楽しむ心がパワフルイシューと向き合う力に

神武先生のプロジェクトは、その土地の文化や人々の本音を把握することから始まります。カンボジアでの農業リスク分析プロジェクトでは、現地住民と衣食住を共にすることから始めたと伺いました。しかし、知らない土地の知らない文化での生活は、大変ではないでしょうか?

「不便だなって思うことは多々ありますけれど、現地での生活を大変だと思っていなくて、生きているなって感じがして僕は好きです。でも、僕よりもはるかにそういうことに慣れている人、好きだと思っている人が僕たちの研究室には色々いますよ。」と、楽しそうに語る神武先生。「データ活用でいうと、ついつい提供側の目線で議論してしまいがちですが、受け手側の目線で考えるのが大事だと思います。現地で生活している人の顔を見て、食事を共にして、時にはお酒を飲んで話すことで、たくさんの気づきがあります。びっくりすることがあっても、布団がないところで寝たとしても、こういうことにポジティブになれるマインドを持っていることが、うまくいくミソなんじゃないかな。
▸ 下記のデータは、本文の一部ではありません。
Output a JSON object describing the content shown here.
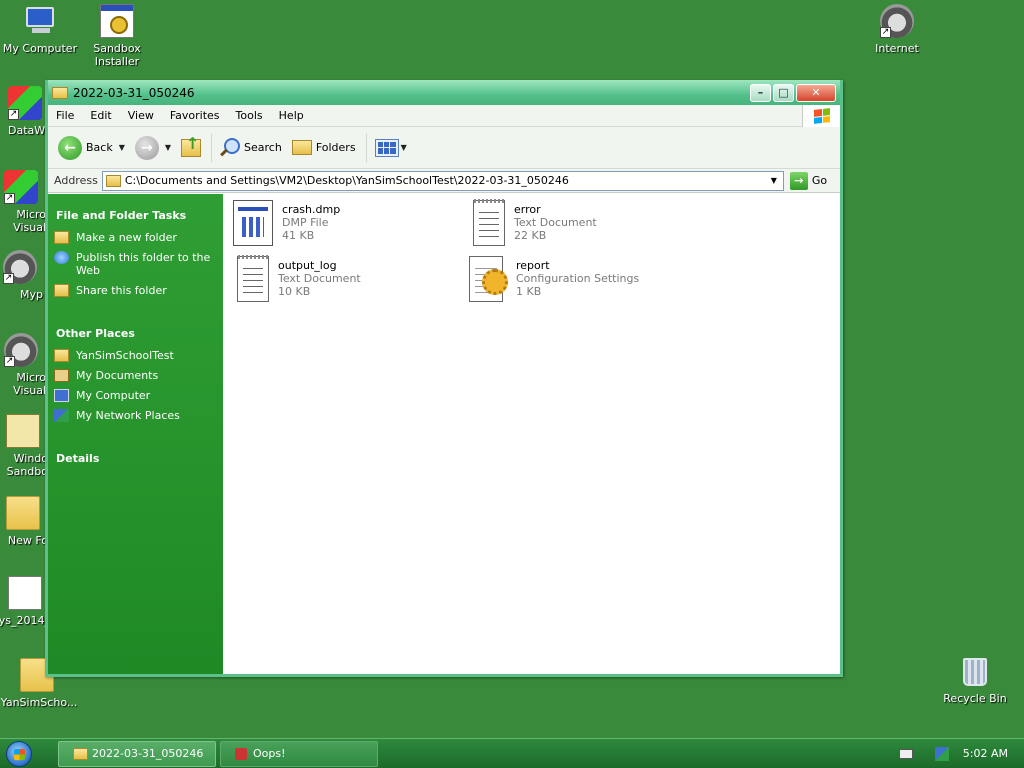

」

現地の人と同じ目線で現地の文化を知り、解決のいとぐちを探索する、この行為を楽しまれているようです。(下図は、カンボジア農業クレジットリスク分析プロジェクト/神武直彦研究室サイトより引用)

楽しむ心がパワフルイシューと向き合う力に

「さぁ何かしてみよう!と意気込んで、うまくいかない時もあるけれど、ふと力が抜けた時にうまくいくこともある。はじめから思い込みすぎたりせずに、楽しかったと思えるような取り組みをしていきたいです。空振りもたくさんあるんですけどね。(笑)」

神武直彦さんプロフィール

慶應義塾大学 大学院システムデザイン・マネジメント研究科 教授
同大学院理工学研究科修了後、宇宙開発事業団(現宇宙航空研究開発機構・JAXA)入社。H-ⅡAロケットの研究開発と打ち上げ、人工衛星及び宇宙ステーションに関するNASAやESAなどとの国際連携プロジェクトに従事。2009年より慶應義塾大学に勤務。システムデザイン・マネジメントによる社会課題解決に関する研究に従事。宇宙システムを活用した数多くのプロジェクトを手がけ、宇宙開発利用大賞審査員など内閣府、経済産業省、総務省、文部科学省の各種委員を務める。Asia Institute of Technology, Adjunct Professor、日本スポーツ振興センターハイパフォーマンス戦略部アドバイザー、慶應義塾横浜初等部長などを歴任。Multi-GNSS Asia 運営委員。米国PMI PMP。宇宙サービスイノベーションラボ事業協同組合代表理事。博士(政策・メディア)。著書に『いちばんやさしい衛星データビジネスの教本』(2022年、インプレス)、『位置情報ビックデータ』(2014年、インプレス)など。